The FDA declined to address whether it has found drugs that contain azido impurities or if it anticipates any recalls in the U.S.

“We have been closely evaluating this type of impurity, working with manufacturers and foreign authorities, and will continue to investigate and monitor the marketplace and manufacturing efforts to help ensure the availability of safe, quality products for U.S. consumers,” Jeremy Kahn, a spokesman said in an email.

Hetero’s production plant in the Sangareddy district is one of the company’s 10 facilities in India registered with the FDA to help make drugs sold to the United States. It was last inspected in 2018 and received the agency’s worst classification, which means it’s likely the company would have a hard time getting FDA approval to make any new drugs there until it clears up its issues. But the agency typically allows companies with long lists of violations stemming from inspections to continue to make drugs they’re already allowed to produce at substandard plants while they work on fixing their problems.

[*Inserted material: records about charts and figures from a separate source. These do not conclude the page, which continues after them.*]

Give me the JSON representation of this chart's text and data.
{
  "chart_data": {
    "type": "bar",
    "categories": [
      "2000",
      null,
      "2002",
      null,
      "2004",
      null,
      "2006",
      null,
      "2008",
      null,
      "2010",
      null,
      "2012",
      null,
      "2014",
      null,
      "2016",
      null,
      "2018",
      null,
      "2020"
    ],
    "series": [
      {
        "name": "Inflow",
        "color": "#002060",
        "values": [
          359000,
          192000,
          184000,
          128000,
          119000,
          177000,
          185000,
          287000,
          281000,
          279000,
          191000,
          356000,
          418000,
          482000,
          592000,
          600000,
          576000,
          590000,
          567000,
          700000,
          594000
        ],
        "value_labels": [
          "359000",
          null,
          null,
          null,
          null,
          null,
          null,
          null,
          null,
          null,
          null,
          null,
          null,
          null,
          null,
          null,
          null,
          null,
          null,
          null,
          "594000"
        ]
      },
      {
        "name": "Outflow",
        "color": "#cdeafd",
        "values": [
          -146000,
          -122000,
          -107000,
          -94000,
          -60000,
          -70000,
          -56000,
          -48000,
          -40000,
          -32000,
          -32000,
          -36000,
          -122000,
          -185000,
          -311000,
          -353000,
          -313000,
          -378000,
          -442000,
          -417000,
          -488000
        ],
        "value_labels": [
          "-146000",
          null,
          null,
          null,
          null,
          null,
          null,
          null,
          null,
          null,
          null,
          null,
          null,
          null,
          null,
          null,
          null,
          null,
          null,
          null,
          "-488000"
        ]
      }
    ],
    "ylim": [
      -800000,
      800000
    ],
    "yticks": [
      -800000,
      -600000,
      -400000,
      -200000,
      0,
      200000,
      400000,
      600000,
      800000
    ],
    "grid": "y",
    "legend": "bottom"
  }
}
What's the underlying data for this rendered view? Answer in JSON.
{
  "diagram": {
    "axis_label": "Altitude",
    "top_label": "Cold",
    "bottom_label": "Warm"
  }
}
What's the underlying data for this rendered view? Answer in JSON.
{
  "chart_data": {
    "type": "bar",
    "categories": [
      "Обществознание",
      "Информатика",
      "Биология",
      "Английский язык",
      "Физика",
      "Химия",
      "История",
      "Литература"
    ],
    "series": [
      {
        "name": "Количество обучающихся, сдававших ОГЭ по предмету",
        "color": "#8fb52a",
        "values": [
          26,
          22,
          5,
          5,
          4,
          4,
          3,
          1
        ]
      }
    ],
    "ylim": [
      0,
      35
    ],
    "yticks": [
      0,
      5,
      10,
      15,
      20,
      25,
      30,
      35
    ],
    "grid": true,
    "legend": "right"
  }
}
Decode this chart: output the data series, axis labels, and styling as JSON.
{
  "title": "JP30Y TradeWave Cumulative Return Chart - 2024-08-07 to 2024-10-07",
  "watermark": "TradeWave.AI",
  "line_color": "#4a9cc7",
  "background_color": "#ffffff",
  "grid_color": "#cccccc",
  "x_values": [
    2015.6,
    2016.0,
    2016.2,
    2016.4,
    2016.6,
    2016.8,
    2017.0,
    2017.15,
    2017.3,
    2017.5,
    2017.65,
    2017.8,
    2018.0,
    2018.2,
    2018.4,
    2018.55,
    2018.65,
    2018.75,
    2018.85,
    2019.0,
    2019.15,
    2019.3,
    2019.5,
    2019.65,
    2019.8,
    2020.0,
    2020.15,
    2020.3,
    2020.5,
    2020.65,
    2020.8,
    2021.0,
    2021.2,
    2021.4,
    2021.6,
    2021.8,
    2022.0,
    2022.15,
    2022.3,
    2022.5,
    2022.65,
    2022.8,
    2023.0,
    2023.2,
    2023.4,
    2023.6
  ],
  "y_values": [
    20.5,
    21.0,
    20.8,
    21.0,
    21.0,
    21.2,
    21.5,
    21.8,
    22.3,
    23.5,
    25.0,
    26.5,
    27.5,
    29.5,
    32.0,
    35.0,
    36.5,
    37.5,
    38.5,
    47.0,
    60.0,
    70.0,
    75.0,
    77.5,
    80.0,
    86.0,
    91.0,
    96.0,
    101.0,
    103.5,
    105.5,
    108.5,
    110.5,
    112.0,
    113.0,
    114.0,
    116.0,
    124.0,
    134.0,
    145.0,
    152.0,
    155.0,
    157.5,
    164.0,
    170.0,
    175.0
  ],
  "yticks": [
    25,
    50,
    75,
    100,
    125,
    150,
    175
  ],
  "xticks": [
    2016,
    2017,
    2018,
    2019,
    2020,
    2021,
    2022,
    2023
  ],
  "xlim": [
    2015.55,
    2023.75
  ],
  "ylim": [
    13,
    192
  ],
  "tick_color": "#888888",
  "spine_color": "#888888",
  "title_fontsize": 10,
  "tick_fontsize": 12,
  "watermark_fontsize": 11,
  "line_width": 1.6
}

The documents also point out a material used early in the drug-making process plays a role in creating azido impurities. While Hetero’s production guidelines call for keeping that material to a certain level to avoid forming unacceptable impurity levels, the company’s study used to determine that safe level is faulty, according to the FDA documents.

The FDA, spokesman Kahn said, cannot comment on whether it would take any action against Hetero.